Thursday, June 4, 2015

Lentil Soup With Bacon and Spinach

Wondering what to do with the fresh spinach and bundle of green onions that were irresistible buys at the market? Combine them with broccoli, bacon, and red wine vinegar to create a full-flavoured lentil soup for a lunchtime meal or a side dish at dinner.

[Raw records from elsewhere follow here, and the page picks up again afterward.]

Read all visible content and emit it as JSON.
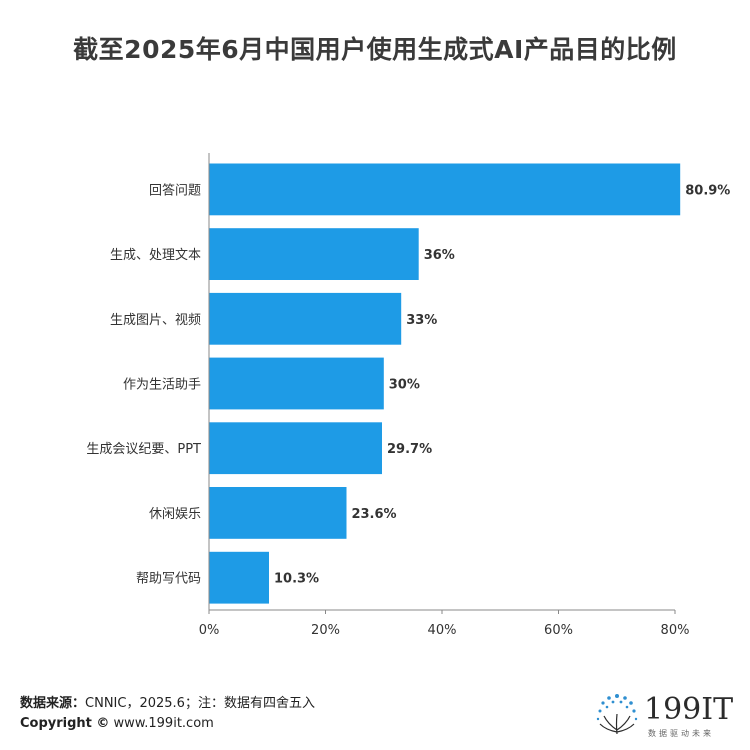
{
  "title": "截至2025年6月中国用户使用生成式AI产品目的比例",
  "chart_data": {
    "type": "bar",
    "orientation": "horizontal",
    "categories": [
      "回答问题",
      "生成、处理文本",
      "生成图片、视频",
      "作为生活助手",
      "生成会议纪要、PPT",
      "休闲娱乐",
      "帮助写代码"
    ],
    "values": [
      80.9,
      36,
      33,
      30,
      29.7,
      23.6,
      10.3
    ],
    "value_labels": [
      "80.9%",
      "36%",
      "33%",
      "30%",
      "29.7%",
      "23.6%",
      "10.3%"
    ],
    "xticks": [
      "0%",
      "20%",
      "40%",
      "60%",
      "80%"
    ],
    "xlim": [
      0,
      80
    ],
    "bar_color": "#1e9be6",
    "grid": false,
    "legend": "none"
  },
  "footer": {
    "source_label": "数据来源：",
    "source_text": "CNNIC，2025.6；注：数据有四舍五入",
    "copyright_label": "Copyright ©",
    "copyright_text": " www.199it.com"
  },
  "brand": {
    "name": "199IT",
    "tagline": "数据驱动未来",
    "icon": "dandelion-logo-icon"
  }
}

No presorting is necessary for dried lentils, and the bacon doesn’t have to be fried prior to cooking, which makes for an easy soup to prepare. Lentils also add depth and an earthy flavor while being a perfect protein source.
Midwest Lentil Soup
• 4 large scallions, sliced
• 2 garlic cloves, diced
• 3 bacon slices, cut small bite-size pieces
• 4-5 mushrooms, sliced
• Small broccoli head, cut into bite-size pieces
• 25 ml (2 tbsp) olive oil
• 1 L (4 cups) water
• 250 ml (1 cup) dried green lentils, rinsed
• 398 ml (14-oz) can diced tomatoes (my preference with basil, oregano, & garlic)
• 5 ml (1 tsp) dried basil
• 2 ml (1/2 tsp) dried oregano
• 500 ml (2 cups) fresh spinach, devein and torn into pieces
• 7 ml (1 ½ tsp) red wine vinegar
• Salt and pepper to taste
Step 1: Prepare scallions, garlic, bacon, mushrooms, and broccoli.
Step 2: In soup pan or Dutch oven, heat oil on medium, add scallions, garlic and bacon, and cook until slightly browned.
Step 3: Add broccoli, water, lentils, tomatoes, basil, and oregano. Bring to a boil, then simmer with the lid on the pot for 30-35 minutes until the lentils are done (don’t overcook).
Step 4: Prepare the spinach while the lentils are simmering. When the lentils are done, add the spinach, vinegar, salt, and pepper, and stir. Let sit until spinach wilts. Enjoy!